Gazetecilik mesleğinde geçirdiğim yılların önemli bölümünde ekonomi haberciliği yaptım.
Bugün arkadaşlarımın üyesi olmaktan keyif aldığı Ekonomi Muhabirleri Derneği İzmir Şubesi’nin de kurucusu olma şansını yakaladım.
Ancak süreç beni siyaset alanına sürükledi. Politik liderleri izledim, politika haberlerini yazdım devamında ise ilk köşe yazarlığımda Reşat Yörük’ün isim babası olduğu “Politüyo” da okurlarla buluştum. Yazılarım yüz binlerin üzerinde tirajı olan Hürriyet Ege’de yıllarca yayınlandı.
9 Eylül Gazetemize geldiğimden bu yana siyasi alanda yazılar üretmeye çabalıyorum. İktidarı veya muhalefeti ayırmadan doğruları veya yanlışlarını dile getiriyorum.
Beni yakından izleyenler, hayatta muhalif bir duruşum olduğunu bilir. Dünya görüşümü taviz vermemeye çalışarak savunuyorum.
Benim için birincil konu doğduğum, doyduğum, yaşadığım ve çocuklarımın geleceği olan Türkiye elbette.
1980 yılında gazeteciliğe başladığımda Türkiye’nin nerede olduğunu, bugün ise nerede olduğumuzu sürekli irdelemeye çalışıyorum. İktidarlar içinde ülkeye katkıda bulunan siyasi partileri bulundukları koşullar içerisinde değerlendiriyorum.
O kararları neden aldınız !
Türkiye Cumhurbaşkanı ve AK Parti Genel Başkanı Recep Tayyip Erdoğan’ın istemleri ile ekonomiye 4 yıl önce yön verdiğini ilan etti.
Bu öngörülerle faizler düşürüldü.
4 yıl sonda 4 yıl önceki faizlere niye geri döndük o zaman?
Enflasyon 4 yıl öncesine göre nerede sizce? Yurttaş elindeki parayla ne alabiliyor, neleri alamamaya başladı.
Et tüketiminde neden küme düştük. Afrika ülkeleri düzeyine nasıl düştük. Ortalama et tüketiminde Kongo, Tacikistan, Fas gibi ülkeler düzeyine nasıl indik ?
400 lirayı bulan eti, 200 lirayı geçen peyniri nasıl alacağız? Ülkede bir kaosa dönen kira artışları ile sokağa attığımız üniversite öğrencilerini, dar gelirlileri nasıl koruyacağız.
4 yıl önce olmayan Kur Korumalı Mevduat ile kaybettiğimiz milyarlar nasıl geri dönecek…
Tarım ve hayvancılığımızı bitirme noktasına gelirken, elimizdeki dövizin buralara gitmesine seyirci mi kalacağız.
Çok bildiğiniz ekonomiyi böyle mi yönetecektiniz.
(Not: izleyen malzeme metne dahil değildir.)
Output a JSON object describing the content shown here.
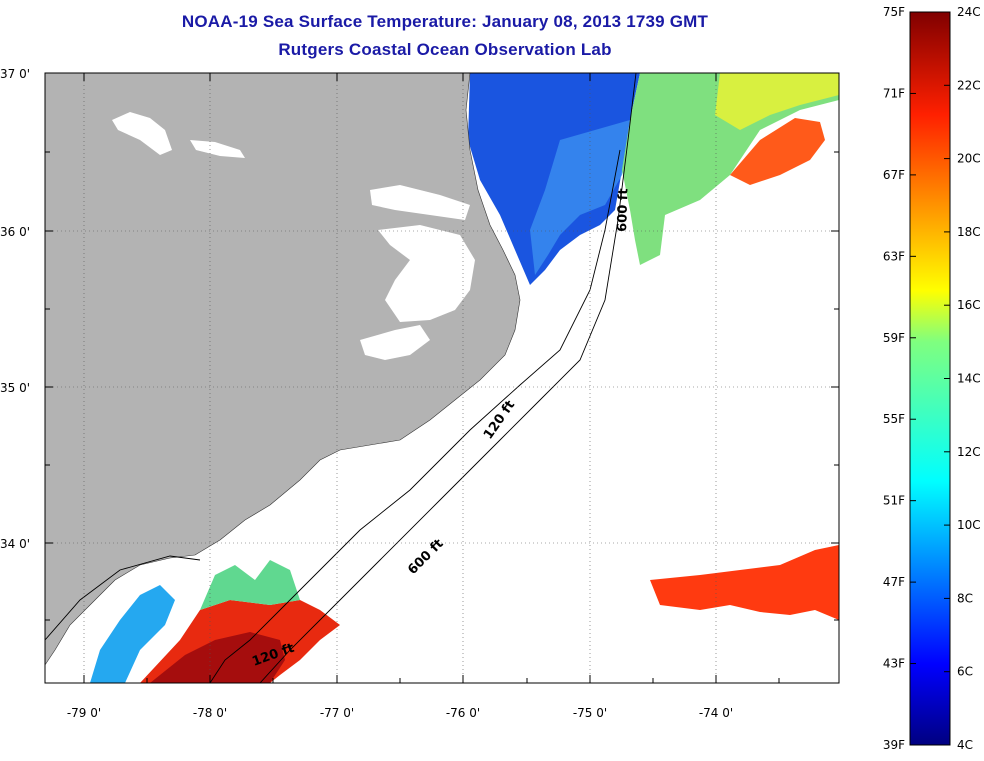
{
  "title": {
    "line1": "NOAA-19 Sea Surface Temperature:  January 08, 2013 1739 GMT",
    "line2": "Rutgers Coastal Ocean Observation Lab"
  },
  "axes": {
    "lat_labels": [
      "37 0'",
      "36 0'",
      "35 0'",
      "34 0'"
    ],
    "lon_labels": [
      "-79 0'",
      "-78 0'",
      "-77 0'",
      "-76 0'",
      "-75 0'",
      "-74 0'"
    ]
  },
  "contours": {
    "labels": [
      "600 ft",
      "120 ft",
      "600 ft",
      "120 ft"
    ]
  },
  "colorbar": {
    "fahrenheit": [
      "75F",
      "71F",
      "67F",
      "63F",
      "59F",
      "55F",
      "51F",
      "47F",
      "43F",
      "39F"
    ],
    "celsius": [
      "24C",
      "22C",
      "20C",
      "18C",
      "16C",
      "14C",
      "12C",
      "10C",
      "8C",
      "6C",
      "4C"
    ]
  },
  "colors": {
    "land": "#b3b3b3",
    "title": "#1a1aa6",
    "cold": "#0a3ad8",
    "warm": "#d92a10"
  }
}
Kısaca bu kadar büyük zaman kaybının hesabını kim verecek, nasıl açıklayacak.
Gözün aydın CHP!
Ana muhalefet partisi CHP ise bu tablonun altında kalan yurttaşları savunmaktan çok uzakta. Muhalefet neredeyse “Bu iktidara oy verdiler oh olsun” diyecek bir tavra büründü.
CHP lideri kurultay hesaplarından kendisini alamıyor. Bir gün da aklına gelip şu Maliye Bakanlığı’nın önüne gitsem demiyor. Seçim öncesi sıkıntılı kapılara giden CHP artık yok.
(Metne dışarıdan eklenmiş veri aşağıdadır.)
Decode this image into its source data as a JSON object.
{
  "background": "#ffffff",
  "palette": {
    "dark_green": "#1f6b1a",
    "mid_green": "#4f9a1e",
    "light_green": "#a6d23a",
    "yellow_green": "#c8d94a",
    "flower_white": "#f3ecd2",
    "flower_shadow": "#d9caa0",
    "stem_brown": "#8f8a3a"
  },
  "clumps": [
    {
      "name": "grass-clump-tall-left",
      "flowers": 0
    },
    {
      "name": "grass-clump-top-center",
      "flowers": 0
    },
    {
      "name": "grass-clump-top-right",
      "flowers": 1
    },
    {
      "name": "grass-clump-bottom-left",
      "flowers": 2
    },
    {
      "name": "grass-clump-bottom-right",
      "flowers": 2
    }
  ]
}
Bu durumda halk kimden medet umacağını da bilemiyor. Muhalefetin lideri olacağım diyen CHP’nin İzmir Çiğli kongresine polis müdahalesine ihtiyaç duyuluyor.
435 kongre delegesi bulunan CHP’nin ilçe seçimlerinde Başkan seçilen Erkan Akar, sadece 197 oy alıyor. 13 geçersiz oyu da dikkate aldığınızda kongrede sandığa gidenlerin sayısı 210 kişi. İlçede oy kullanması gereken sayı ise 435 kişi.
Anlayacağınız muhalefetin yarısından çoğu sandığa gitmemiş.
Peki sorarım bu parti tavrı ve haliyle iktidar olmak isteyenler neyi hak ediyorlar ?
Halk olarak bizim işimiz zor. Ana muhalefet olarak CHP’nin işi bizden çok daha zor.